Брала допуроки по русскому и литературе у старшеклассников, по вечерам в школьных кабинетах.
Платили триста рублей в месяц, втрое больше государственной ставки, хватало на жизнь.
Это позволило снять угол в коммуналке: свои десять метров за перегородкой, с крошечной печкой, где Надежда жила с Аней и Алёшей.
В девяностом году она услышала по радио «Юность» группу «Чолбон» — якутский рок-коллектив, гремевший на всесоюзных фестивалях вроде «Московской осени».
Вокалист Никифор Семёнов пел про Туймааду, родную тайгу, свободу от московских оков — голос хриплый, как северный ветер.
Надежда купила кассету на чёрном рынке у Дворца культуры.
Слушала по вечерам, когда дети уснули, — музыка была дикой, свободной, как полярное сияние над Леной, и отзывалась в душе эхом её стихов.
Накануне августовского путча, Надежда жонглировала жизнью: преподавала в школе уроки литературы, брала допуроки в кооперативе, писала стихи, что теперь смело читали на митингах.

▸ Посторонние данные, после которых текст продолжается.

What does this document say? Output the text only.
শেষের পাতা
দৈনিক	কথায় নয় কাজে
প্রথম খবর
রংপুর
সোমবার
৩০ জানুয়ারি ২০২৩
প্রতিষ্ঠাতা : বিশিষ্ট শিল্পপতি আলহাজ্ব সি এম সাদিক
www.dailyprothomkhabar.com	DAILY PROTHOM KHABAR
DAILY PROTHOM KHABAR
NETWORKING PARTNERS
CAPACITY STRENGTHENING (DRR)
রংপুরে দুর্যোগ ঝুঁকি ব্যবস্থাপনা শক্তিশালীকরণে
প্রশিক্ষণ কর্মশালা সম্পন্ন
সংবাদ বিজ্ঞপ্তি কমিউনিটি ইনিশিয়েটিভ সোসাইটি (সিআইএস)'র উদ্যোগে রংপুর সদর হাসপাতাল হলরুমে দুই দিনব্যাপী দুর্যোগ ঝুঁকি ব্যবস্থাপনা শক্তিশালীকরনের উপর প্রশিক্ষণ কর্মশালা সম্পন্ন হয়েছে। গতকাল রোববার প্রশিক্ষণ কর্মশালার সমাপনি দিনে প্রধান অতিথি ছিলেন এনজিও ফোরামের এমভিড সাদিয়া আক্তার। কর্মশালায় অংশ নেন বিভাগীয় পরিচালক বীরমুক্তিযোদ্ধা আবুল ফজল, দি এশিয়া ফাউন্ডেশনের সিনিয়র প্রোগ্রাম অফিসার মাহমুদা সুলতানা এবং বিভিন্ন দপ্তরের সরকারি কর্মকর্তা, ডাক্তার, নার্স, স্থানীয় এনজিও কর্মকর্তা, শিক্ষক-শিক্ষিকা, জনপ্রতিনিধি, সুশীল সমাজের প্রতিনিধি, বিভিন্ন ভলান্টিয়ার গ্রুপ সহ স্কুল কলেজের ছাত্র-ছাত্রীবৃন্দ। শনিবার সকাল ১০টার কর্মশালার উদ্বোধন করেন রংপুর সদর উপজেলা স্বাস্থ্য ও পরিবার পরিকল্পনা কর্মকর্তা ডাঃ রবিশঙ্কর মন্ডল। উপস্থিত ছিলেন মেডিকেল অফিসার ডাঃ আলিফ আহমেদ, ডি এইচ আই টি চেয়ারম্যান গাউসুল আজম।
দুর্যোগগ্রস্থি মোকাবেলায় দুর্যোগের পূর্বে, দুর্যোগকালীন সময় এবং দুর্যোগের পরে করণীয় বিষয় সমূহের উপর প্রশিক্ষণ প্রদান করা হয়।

Виктор окончательно пропал — шептали, что запил вусмерть, ютится на окраине Якутска, перебивается случайными подработками на стройках.
Однажды вечером она стояла у Лены с трёхлетним Алёшей на руках — мальчик сонно теребил платок, река блестела под белыми ночами, полярное сияние танцевало зелёными всполохами над горизонтом.
Аня крепко держалась за мамину руку, глядя на воду.
— Мама, а мы когда-нибудь уедем на «большую землю»? В Москву или Питер, где тепло и много света?
Надежда посмотрела на дочку, потом на реку, что несла весть о переменах.
— Не знаю. Может, уедем, если жизнь повернётся. А может, останемся — здесь наш дом.
На следующий день она вела урок литературы — проходили Пушкина, «Я памятник себе воздвиг нерукотворный», класс сиял летним теплом: дети без валенок, в лёгких рубашках, окна распахнуты, врывается запах цветущей травы.
Надежда говорила о правде в поэзии, о том, что слово должно быть честным.
Зинаида заглядывала в дверь, хмурилась, шипела потом в учительской: «Вольности эти — до добра не доведут».
Но Надежда больше не боялась — эпоха менялась, и она с ней.
Вечером она открыла потрёпанную тетрадь, дописала стихотворение под лампочкой Ильича:
«Лена вскрылась, лёд растаял,
Правда вышла на простор.
Я гласности огонь встречала,
В нём сгорел мой старый вздор.
Не боюсь я мёрзлой ночи,
Не страшны мне холода.
Я живу, пока есть силы
Растопить всю лживость льда».
Она закрыла тетрадь, посмотрела на спящих детей — Аня и Алёша дышали ровно, мирно, в лучах заходящего солнца.
Как бы не было тяжело, она была счастлива.